FS288 production and instillations
For follistatin production and assessment of bioactivity, see Supplementary Methods. Litters of β-ENaC mice or WT controls were allocated randomly to FS288 or saline treatment groups. FS288 (250 μg kg−1) or saline was instilled intranasally into lightly anaesthetised pups from 3 days of age, every second day for 3 weeks. Volumes were 5 μl for 3-day-old pups, increasing to 30 μl for 21-day-old pups. Pups were weighed before FS288 instillation to determine the correct dose. Mice were killed 24–48 h after the final instillation and the tissues were collected for analysis.
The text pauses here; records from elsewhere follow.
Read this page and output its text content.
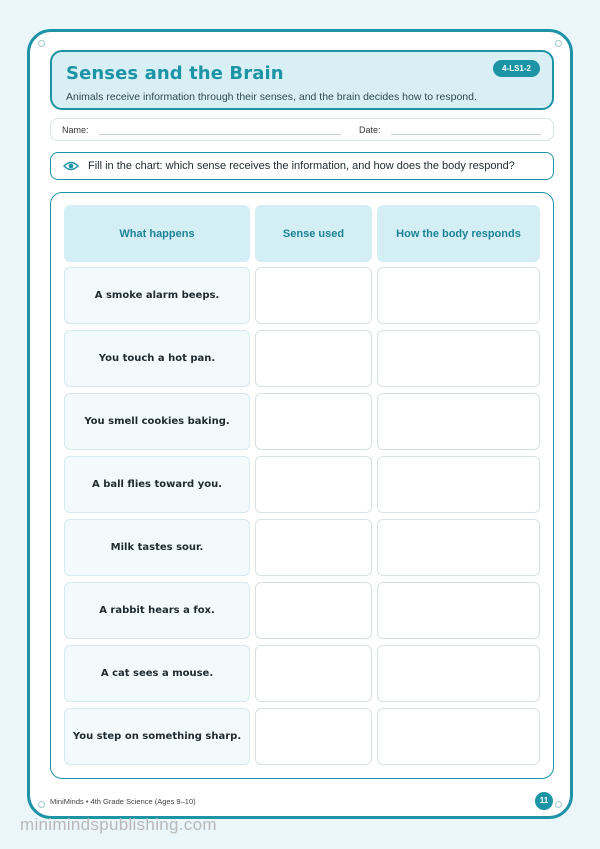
Senses and the Brain
Animals receive information through their senses, and the brain decides how to respond.
4-LS1-2
Name:	Date:
Fill in the chart: which sense receives the information, and how does the body respond?
What happens	Sense used	How the body responds
A smoke alarm beeps.
You touch a hot pan.
You smell cookies baking.
A ball flies toward you.
Milk tastes sour.
A rabbit hears a fox.
A cat sees a mouse.
You step on something sharp.
MiniMinds • 4th Grade Science (Ages 9–10)	11
minimindspublishing.com
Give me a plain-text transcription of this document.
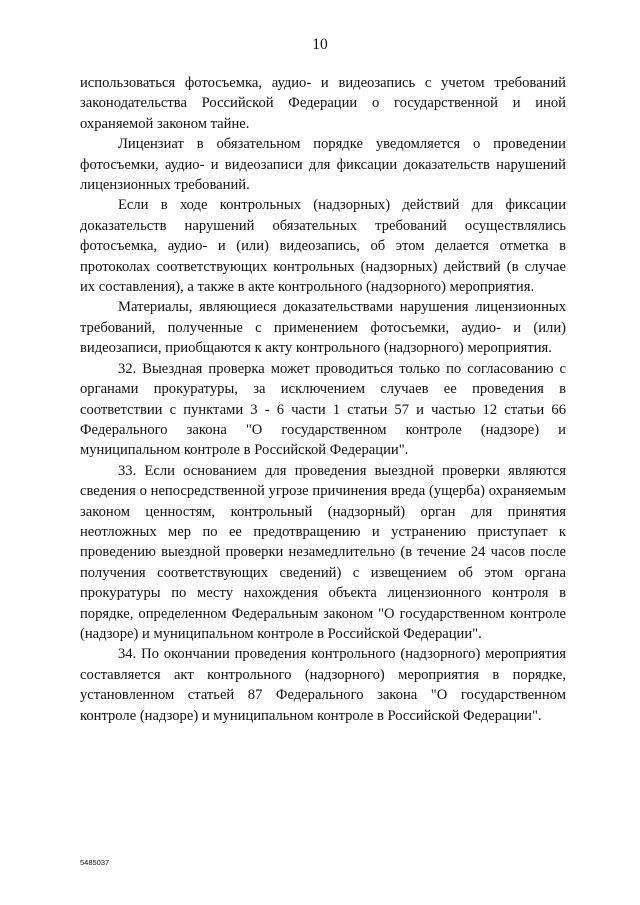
10

использоваться фотосъемка, аудио- и видеозапись с учетом требований законодательства Российской Федерации о государственной и иной охраняемой законом тайне.

Лицензиат в обязательном порядке уведомляется о проведении фотосъемки, аудио- и видеозаписи для фиксации доказательств нарушений лицензионных требований.

Если в ходе контрольных (надзорных) действий для фиксации доказательств нарушений обязательных требований осуществлялись фотосъемка, аудио- и (или) видеозапись, об этом делается отметка в протоколах соответствующих контрольных (надзорных) действий (в случае их составления), а также в акте контрольного (надзорного) мероприятия.

Материалы, являющиеся доказательствами нарушения лицензионных требований, полученные с применением фотосъемки, аудио- и (или) видеозаписи, приобщаются к акту контрольного (надзорного) мероприятия.

32. Выездная проверка может проводиться только по согласованию с органами прокуратуры, за исключением случаев ее проведения в соответствии с пунктами 3 - 6 части 1 статьи 57 и частью 12 статьи 66 Федерального закона "О государственном контроле (надзоре) и муниципальном контроле в Российской Федерации".

33. Если основанием для проведения выездной проверки являются сведения о непосредственной угрозе причинения вреда (ущерба) охраняемым законом ценностям, контрольный (надзорный) орган для принятия неотложных мер по ее предотвращению и устранению приступает к проведению выездной проверки незамедлительно (в течение 24 часов после получения соответствующих сведений) с извещением об этом органа прокуратуры по месту нахождения объекта лицензионного контроля в порядке, определенном Федеральным законом "О государственном контроле (надзоре) и муниципальном контроле в Российской Федерации".

34. По окончании проведения контрольного (надзорного) мероприятия составляется акт контрольного (надзорного) мероприятия в порядке, установленном статьей 87 Федерального закона "О государственном контроле (надзоре) и муниципальном контроле в Российской Федерации".

5485037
Blood, BAL and tissue sampling and processing
Blood was collected from the inferior vena cava. BAL was collected by cannulating the trachea and performing three lavages with 0.3 ml of phosphate-buffered saline/fetal calf serum (rather than one large volume of phosphate-buffered saline/fetal calf serum) while gently massaging the ribcage. BAL cell counts and differential analysis were performed as described previously.[16] After BAL collection, the lung was perfusion fixed via the trachea with fresh 2% formalin at constant pressure (20 cm water) for 4–5 min before paraffin embedding. Extensive experience shows that this protocol does not adversely affect lung architecture, but instead results in excellent preservation of morphology while avoiding tissue fixation artefacts frequently observed in non-perfusion fixed lung. See Supplementary Methods.
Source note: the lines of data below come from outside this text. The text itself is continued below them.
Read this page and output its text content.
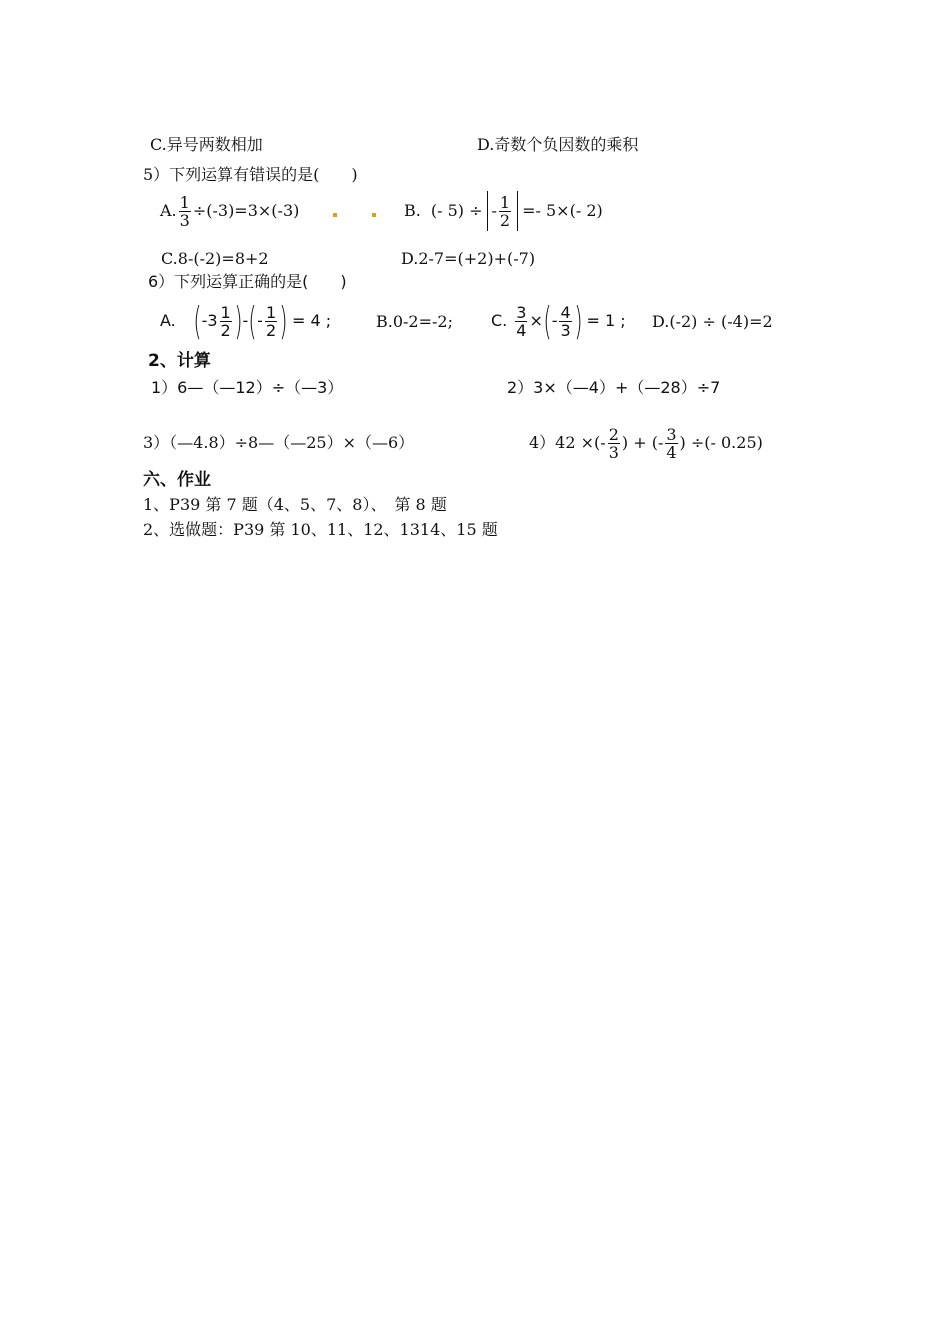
C.异号两数相加	D.奇数个负因数的乘积
5）下列运算有错误的是(　　)
A. $\frac{1}{3} \div(-3)=3\times(-3)$	B. (- 5) ÷ - $\frac{1}{2} =- 5\times(-$ 2)
C.8-(-2)=8+2	D.2-7=(+2)+(-7)
6）下列运算正确的是(　　)
A. ( $-3 \frac{1}{2}$ ) - ( - $\frac{1}{2}$ ) = 4 ;	B.0-2=-2; C. $\frac{3}{4}$ × ( - $\frac{4}{3}$ ) = 1 ; D.(-2) ÷ (-4)=2
2、计算
1）6—（—12）÷（—3）	2）3×（—4）+（—28）÷7
3）（—4.8）÷8—（—25）×（—6）	4）42 ×(- $\frac{2}{3}$ ) + (- $\frac{3}{4}$ ) ÷(- 0.25)
六、作业
1、P39 第 7 题（4、5、7、8）、　第 8 题
2、选做题：P39 第 10、11、12、1314、15 题
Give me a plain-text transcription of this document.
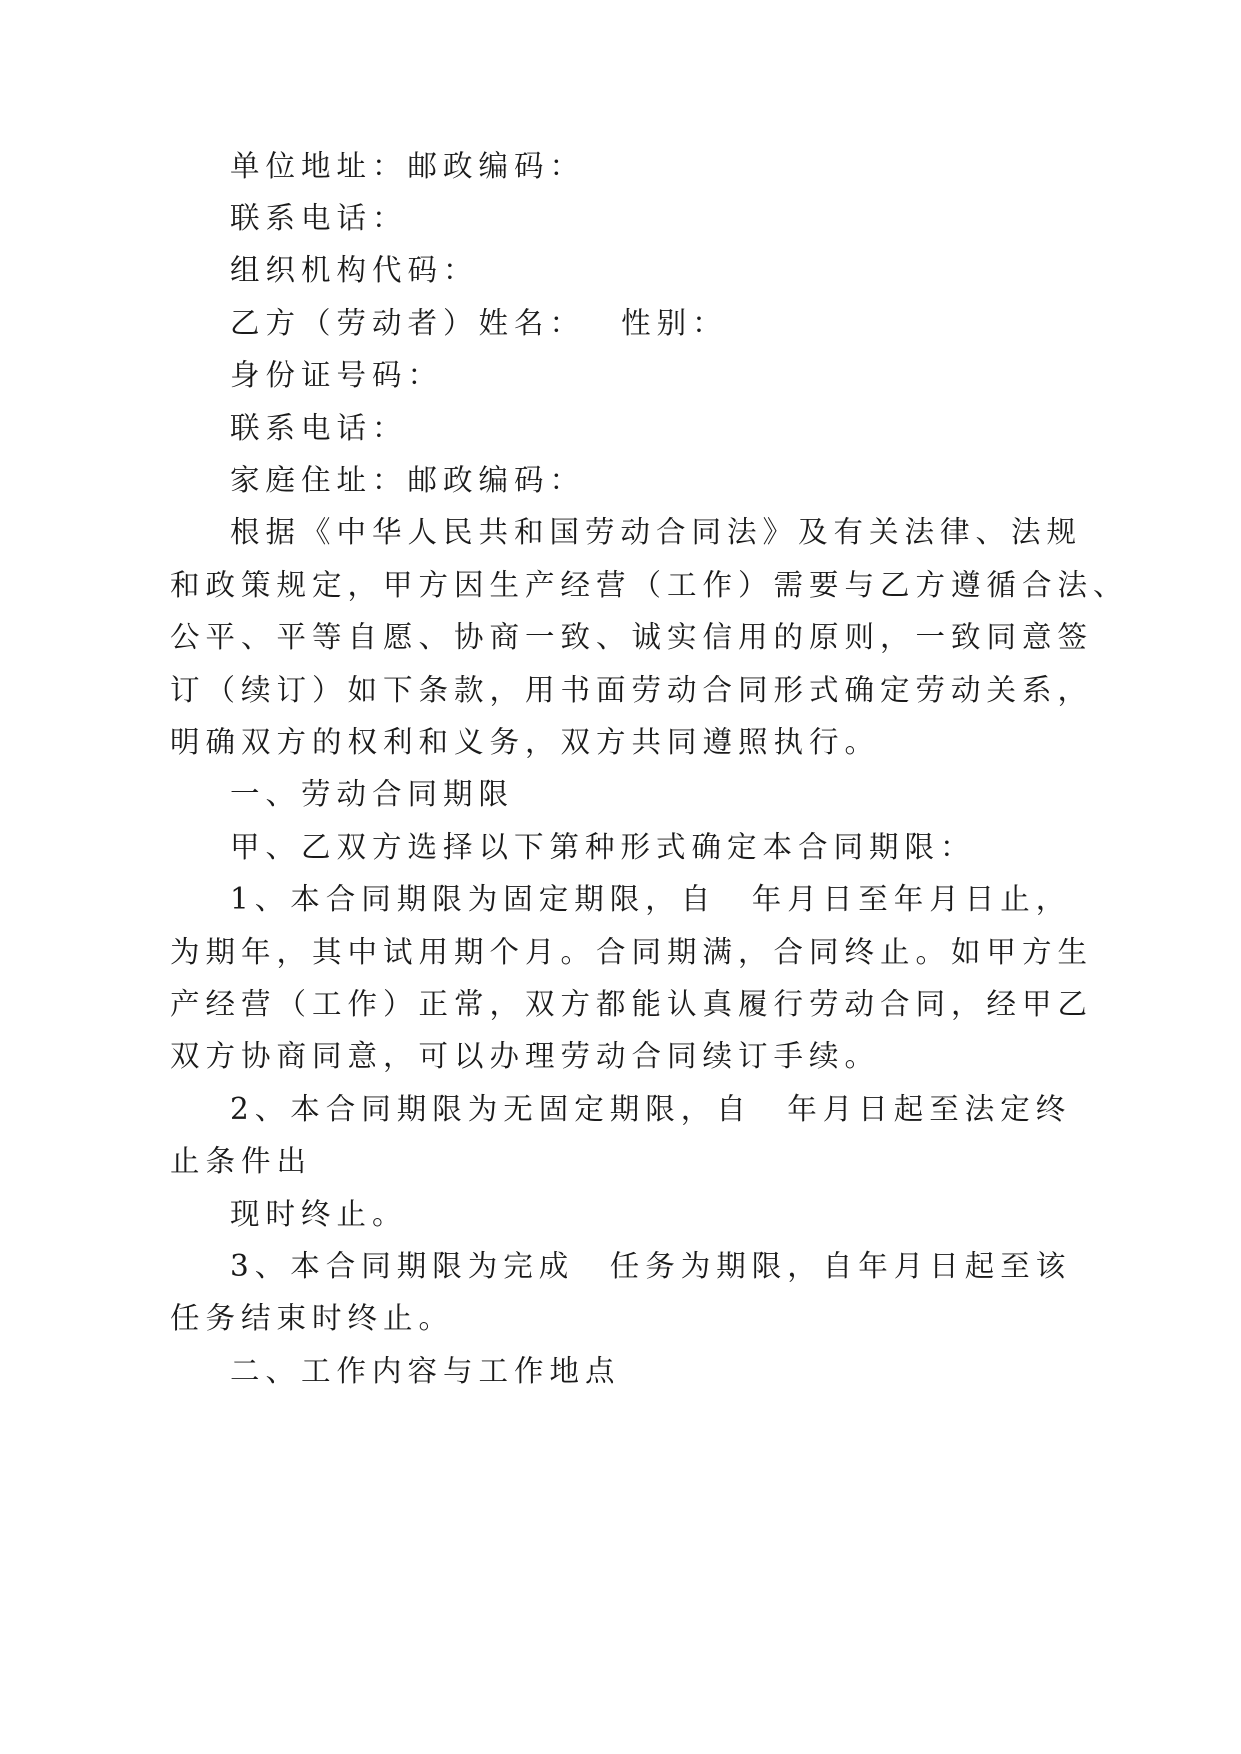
单位地址：邮政编码：
联系电话：
组织机构代码：
乙方（劳动者）姓名：　 性别：
身份证号码：
联系电话：
家庭住址：邮政编码：
根据《中华人民共和国劳动合同法》及有关法律、法规
和政策规定，甲方因生产经营（工作）需要与乙方遵循合法、
公平、平等自愿、协商一致、诚实信用的原则，一致同意签
订（续订）如下条款，用书面劳动合同形式确定劳动关系，
明确双方的权利和义务，双方共同遵照执行。
一、劳动合同期限
甲、乙双方选择以下第种形式确定本合同期限：
1、本合同期限为固定期限，自　年月日至年月日止，
为期年，其中试用期个月。合同期满，合同终止。如甲方生
产经营（工作）正常，双方都能认真履行劳动合同，经甲乙
双方协商同意，可以办理劳动合同续订手续。
2、本合同期限为无固定期限，自　年月日起至法定终
止条件出
现时终止。
3、本合同期限为完成　任务为期限，自年月日起至该
任务结束时终止。
二、工作内容与工作地点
Aperio quantitative image analysis
For mucus analysis, entire midline PAS-stained sections of mouse lungs were scanned, and analysed using ImageScope 11.2 (Aperio Technologies, Leica Biosystems, Mount Waverley, VIC, Australia). Colour deconvolution was used to separate PAS (pink) from haematoxylin (blue). Thresholding was performed on the acid Schiff's channel to select only mucoid staining and to minimise background selection. Data are presented as the percentage of PAS-positive pixels divided by PAS-positive pixels and hematoxylin-positive pixels (total tissue area).
Measurement of activin A, follistatin and BAL fluid cytokines and chemokines
Levels of mouse BAL fluid cytokines and chemokines were determined by Bio-Plex (BioRad, Hercules, CA, USA). Activin A and follistatin concentrations in human serum and mouse BAL fluid were measured by a specific enzyme-linked immunosorbent assay and radioimmunoassay as described.[17, 37]
Statistical analysis
Statistics were analysed using Graph Pad Prism v6.01 (La Jolla, CA, USA). Data were analysed for normality and log-transformed as necessary before analysis by independent samples t-test or two-way analysis of variance with Dunnett post tests. Survival data were analysed by Log-rank (Mantel–Cox) test. A Spearman correlation was used for the human correlation analysis. Differences were considered significant at P<0.05. For the PAS and BAL differential analysis, outliers were removed using a Q-value of 0.2% (meaning <1:500 outliers detected would be false). Group sizes are indicated in the figure legends. All values are mean±s.e.m.